Does hiding the monster from the audience make a movie scarier?

Does hiding the monster from the audience make a movie scarier?
Does showing the monster weaken it's effect?

well, it's a good thing to hide it during the movie, and slowly reveal it

It's frustrating to not see the thing the movie build our fear from

Cloverfield is a good exemple: we don't know how the monster looks like until the end, like the characters

Usually the monster isn't that scary when you see it. Usually the shitty CGI ruins the mystique of what it could be.

Small flashes. A blur here and there. Letting the audience imagine is more terrifying than showing it fully.

Your imagination is scarier than any thing in this world. When the creature is vague, your mind can run wild with fear. But when limitations are revealed, your imagination gets reigned in as well.

Unless the pacing is well-directed, hiding it feels like a cheap tease drudging up RL frustration in the audience, and negativity towards the fillum.
Showing only works against it, if it's shitty looking monster, doing stupid things.

I watched the Conjouring recently and it got less scary after the scene on top of the wardrobe. Everything is always scarier when it's a vague shape and weird noises.

On the other hand, seeing something scary in a flash (not jump scare) worked for years but can't really anymore cause the Internet will immediately freezeframe/slow it and you can see it in all its glory and see it isn't really that scary.

The CG era killed the slow build-up monster reveal

But who the hell does that? I'd punch any jackass who pauses the movie to stare at the monster while I try to watch.

Cloverfield was fucking god tier at this, pretty underrated movie honestly unfortunately it only really is good for one viewing.

Definitely, once you know full well what you're up against it ruins it.

The spookiest movie of the 21st century (and the only spook kino as well) showed the monster early

If taking a good look at a monster makes it not scary, then it was never really scary.

No, I mean it's scary during the film but if you want to relive the scariest moment after there are tons of youtube videos and freezeframes and shit. You can just avoid that but horror breeds that curiosity of wanting to know what is was. I've seen loads of slowed down footage of the Cloverfield monster cause it fascinated me, but if that film came out in the 80s I'd have no idea what it really looked like.

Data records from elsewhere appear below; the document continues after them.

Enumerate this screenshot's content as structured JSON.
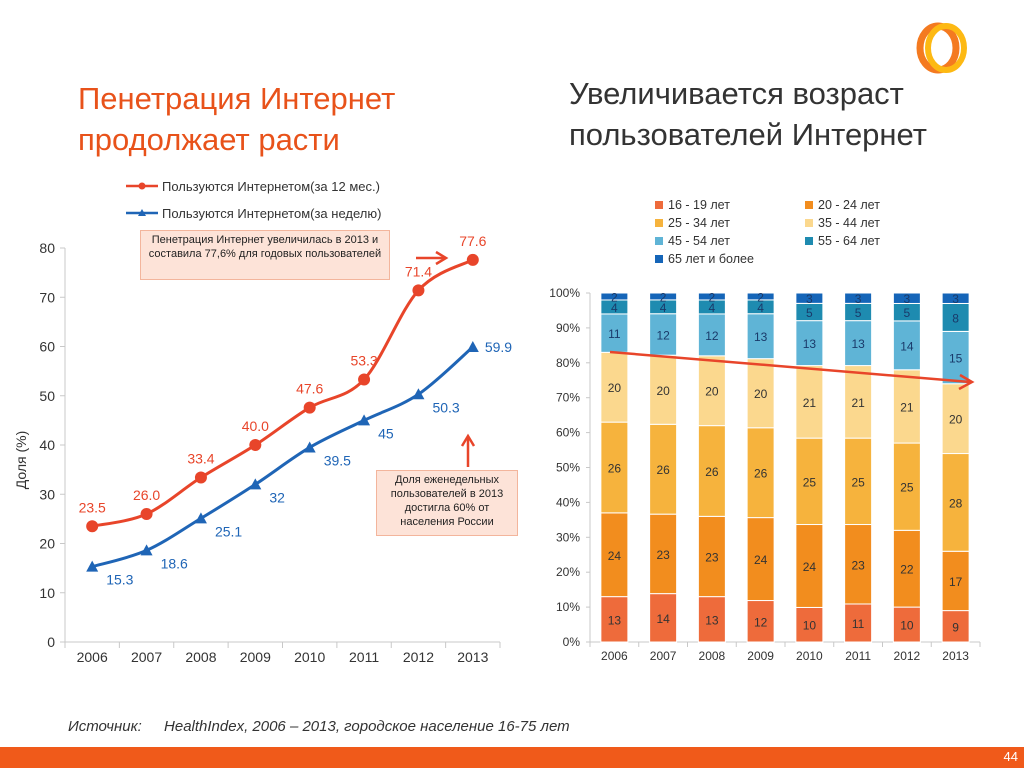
{
  "slide": {
    "title_left": "Пенетрация Интернет продолжает расти",
    "title_right": "Увеличивается возраст пользователей Интернет",
    "source_label": "Источник:",
    "source_text": "HealthIndex, 2006 – 2013, городское население 16-75 лет",
    "page_number": "44",
    "callout_1": "Пенетрация Интернет увеличилась в 2013  и составила 77,6% для годовых пользователей",
    "callout_2": "Доля еженедельных пользователей в 2013 достигла 60% от населения России"
  },
  "colors": {
    "accent": "#e8521a",
    "line_annual": "#e8452a",
    "line_weekly": "#1f65b6",
    "footer": "#f05a1a"
  },
  "chart_data": [
    {
      "type": "line",
      "categories": [
        "2006",
        "2007",
        "2008",
        "2009",
        "2010",
        "2011",
        "2012",
        "2013"
      ],
      "ylabel": "Доля (%)",
      "xlabel": "",
      "ylim": [
        0,
        80
      ],
      "yticks": [
        0,
        10,
        20,
        30,
        40,
        50,
        60,
        70,
        80
      ],
      "grid": false,
      "legend_position": "top",
      "series": [
        {
          "name": "Пользуются Интернетом(за 12 мес.)",
          "values": [
            23.5,
            26.0,
            33.4,
            40.0,
            47.6,
            53.3,
            71.4,
            77.6
          ],
          "labels": [
            "23.5",
            "26.0",
            "33.4",
            "40.0",
            "47.6",
            "53.3",
            "71.4",
            "77.6"
          ],
          "color": "#e8452a",
          "marker": "circle"
        },
        {
          "name": "Пользуются Интернетом(за неделю)",
          "values": [
            15.3,
            18.6,
            25.1,
            32,
            39.5,
            45,
            50.3,
            59.9
          ],
          "labels": [
            "15.3",
            "18.6",
            "25.1",
            "32",
            "39.5",
            "45",
            "50.3",
            "59.9"
          ],
          "color": "#1f65b6",
          "marker": "triangle"
        }
      ]
    },
    {
      "type": "bar",
      "stacked": true,
      "normalized": true,
      "categories": [
        "2006",
        "2007",
        "2008",
        "2009",
        "2010",
        "2011",
        "2012",
        "2013"
      ],
      "ylim": [
        0,
        100
      ],
      "yticks": [
        "0%",
        "10%",
        "20%",
        "30%",
        "40%",
        "50%",
        "60%",
        "70%",
        "80%",
        "90%",
        "100%"
      ],
      "legend_position": "top",
      "series": [
        {
          "name": "16 - 19 лет",
          "color": "#ee6b3b",
          "values": [
            13,
            14,
            13,
            12,
            10,
            11,
            10,
            9
          ]
        },
        {
          "name": "20 - 24 лет",
          "color": "#f28d1e",
          "values": [
            24,
            23,
            23,
            24,
            24,
            23,
            22,
            17
          ]
        },
        {
          "name": "25 - 34 лет",
          "color": "#f6b33d",
          "values": [
            26,
            26,
            26,
            26,
            25,
            25,
            25,
            28
          ]
        },
        {
          "name": "35 - 44 лет",
          "color": "#fbd88e",
          "values": [
            20,
            20,
            20,
            20,
            21,
            21,
            21,
            20
          ]
        },
        {
          "name": "45 - 54 лет",
          "color": "#5fb4d6",
          "values": [
            11,
            12,
            12,
            13,
            13,
            13,
            14,
            15
          ]
        },
        {
          "name": "55 - 64 лет",
          "color": "#1e8bb0",
          "values": [
            4,
            4,
            4,
            4,
            5,
            5,
            5,
            8
          ]
        },
        {
          "name": "65 лет и более",
          "color": "#1565b8",
          "values": [
            2,
            2,
            2,
            2,
            3,
            3,
            3,
            3
          ]
        }
      ],
      "trend_line": {
        "color": "#e8452a"
      }
    }
  ]
}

Most humans have a more fucked up imagination than what the movie would ever be able to deliver while still being possible to sell it as a product.
So yeah, hiding the monster is more effective.
Of course you show parts of him, gives noises, characters give descriptions and etc.
Only show the monster if the idea is so disturbing in itself that showing it wouldn't ruin the movie, and even then don't show it completely, just it's face and a part of it's body.

what's that?

It is way scarier to not know where the danger comes from because that builds suspense. Also the added mystery is better imo.

Movies like Insidious and the Conjuring fucked this up by going all out memes at the end and showing e v e r y t h i n g

Sometimes, but creatures that move fast and erratically can freak me the fuck out.

what is this?

What is this from? That alien interview tape?

i'm pretty sure nobody is actually scared during horror movies so like i see no reason to hide the monster

i mostly watch them for their aesthetic (pic related for example) like i've considered buying a body bag and converting it into a sleeping bag and stuff so like if you have a cool monster like why hide it

this

Movie called The Tunnel, monster is called Stalker

I might be wrong, but it looks like Kairo

It depends on exactly what kind of film it is, but in general it's better to let the viewer's brain fill in the blanks.
Whatever the viewer imagines will be based on their own fears, which will deliver a far more effective scare than a CG monster.